Yet another video game movie that is a pile of butt release.
“Borderlands” is based off a video game, and looks like if “Mad Max” and “Guardians of the Galaxy” had a ménage à trois with either “The Adventures of Pluto Nash” or “Battlefield Earth.” I can’t tell which one it is, but the results are pretty messy.
The main planet is Pandora (how original), which is and always was a desolate wasteland. But maybe a special artifact can change it. Or maybe I was missing something. Don’t know, don’t care.
Here are the main heroes of “Borderlands.”

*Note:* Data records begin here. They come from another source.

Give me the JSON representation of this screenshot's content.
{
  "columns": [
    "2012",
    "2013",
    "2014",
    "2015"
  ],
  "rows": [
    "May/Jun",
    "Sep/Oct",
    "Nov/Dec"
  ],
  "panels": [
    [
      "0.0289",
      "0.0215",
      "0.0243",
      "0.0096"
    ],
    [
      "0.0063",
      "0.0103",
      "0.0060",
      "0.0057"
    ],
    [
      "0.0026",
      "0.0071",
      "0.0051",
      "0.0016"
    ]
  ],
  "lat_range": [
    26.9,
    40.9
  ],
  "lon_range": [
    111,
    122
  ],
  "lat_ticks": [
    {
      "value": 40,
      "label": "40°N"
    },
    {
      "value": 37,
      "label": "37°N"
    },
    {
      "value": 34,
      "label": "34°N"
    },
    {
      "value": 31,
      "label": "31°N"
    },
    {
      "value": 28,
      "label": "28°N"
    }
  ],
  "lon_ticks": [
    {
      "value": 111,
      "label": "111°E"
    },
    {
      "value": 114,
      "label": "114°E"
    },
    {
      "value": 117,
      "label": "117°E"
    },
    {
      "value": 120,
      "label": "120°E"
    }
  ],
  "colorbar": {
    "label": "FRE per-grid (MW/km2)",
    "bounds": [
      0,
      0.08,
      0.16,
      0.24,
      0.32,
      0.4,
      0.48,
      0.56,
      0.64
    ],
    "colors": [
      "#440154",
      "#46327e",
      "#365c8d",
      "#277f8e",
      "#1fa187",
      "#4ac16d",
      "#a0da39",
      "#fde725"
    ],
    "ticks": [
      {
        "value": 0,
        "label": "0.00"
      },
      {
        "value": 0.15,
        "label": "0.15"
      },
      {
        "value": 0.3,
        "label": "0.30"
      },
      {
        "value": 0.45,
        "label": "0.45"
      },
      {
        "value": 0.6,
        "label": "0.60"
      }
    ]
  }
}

There’s the bounty hunter Lilith (Cate Blanchett), who is assigned to find the daughter of the film’s bad guy Atlas (Edgar Ramirez). She has a dyed red-orange hairstyle like she’s trying to look like a bad ass, and relies on guns and violence for her introduction.
There’s also the mercenary Roland (Kevin Hart), who rescued the girl, and thinks he can act like her father to avoid the bad guys. Another Hart movie this year when he tries to act so serious after “Lift.”
That girl happens to be Tiny Tina (Ariana Greenblatt), who wears rabbit ears almost like Louise on “Bob’s Burgers,” and makes bombs out of stuffed animals. She’s also an idiot when they drive through an environment called “Piss Wash,” and she rolls down the car window and refuses to close it, and therefore, she gets urine in her mouth. It’s quite degrading considering the fact that she played America Ferrera’s daughter who told the Will Ferrell CEO that Barbie ending up with Ken is not supposed to be her happy ending in “Barbie.”
She’s also has her muscle Krieg (Florian Munteanu), who wears a mask and orange pants, and thinks that shouting will make him tougher. It doesn’t. It makes him sound stupid. An aggravatingly lame version of Rocket and Groot, no more and no less.
Next up, Claptrap (voiced by Jack Black), a robot, who looks like a rejected version of Wall-E trying to mimic John Candy’s voice of the robot from the “So Beautiful and So Dangerous” segment in “Heavy Metal.” When Black sings “Scanning, Scanning, Scanning,” it’s pretty funny the way he says it, but everything else from him is just exhausting. And who said him crapping out lead is comedy gold?
And finally, we have the scientist Tannis (Jamie Lee Curtis), who has her issues with Lilith. You bet she does. She won the Oscar for “Everything Everywhere All At Once.” She might win a Razzie for this movie. Or maybe it’ll be Blanchett or Greenblatt. We shall see.
“Borderlands” is just as bad as we all anticipated, whether or not we’re fans of the game, and I’ve never played the game, so I knew it would be bad, too. What’s even more disjointed is the fact that it’s directed by Eli Roth, who surprised me quite well with his horror film “Thanksgiving.” If “Tropic Thunder” had a sequel and “Borderlands” was a fake trailer, and there was a universe where it actually became a movie, the math speaks for itself.
Blanchett is a fine actress, Hart is flexible, Black is cool, Greenblatt is a good child actress, and Curtis is a legend, but the same can’t be said for their performances here. They’re all suffering from a story that makes no sense, a visual world as dismal as the trailers make it to be, and its poor blending of action and comedy. And when it tries to be serious, you still don’t care.
Afterwards, a friend of mine asked me what movie I saw, and I told him so far, I saw “Didi” and “Borderlands.” And he was more interested in what “Didi” was, indicating that he’s smarter than the other movie thinks he is. Back to “Deadpool & Wolverine” and “Twisters,” people.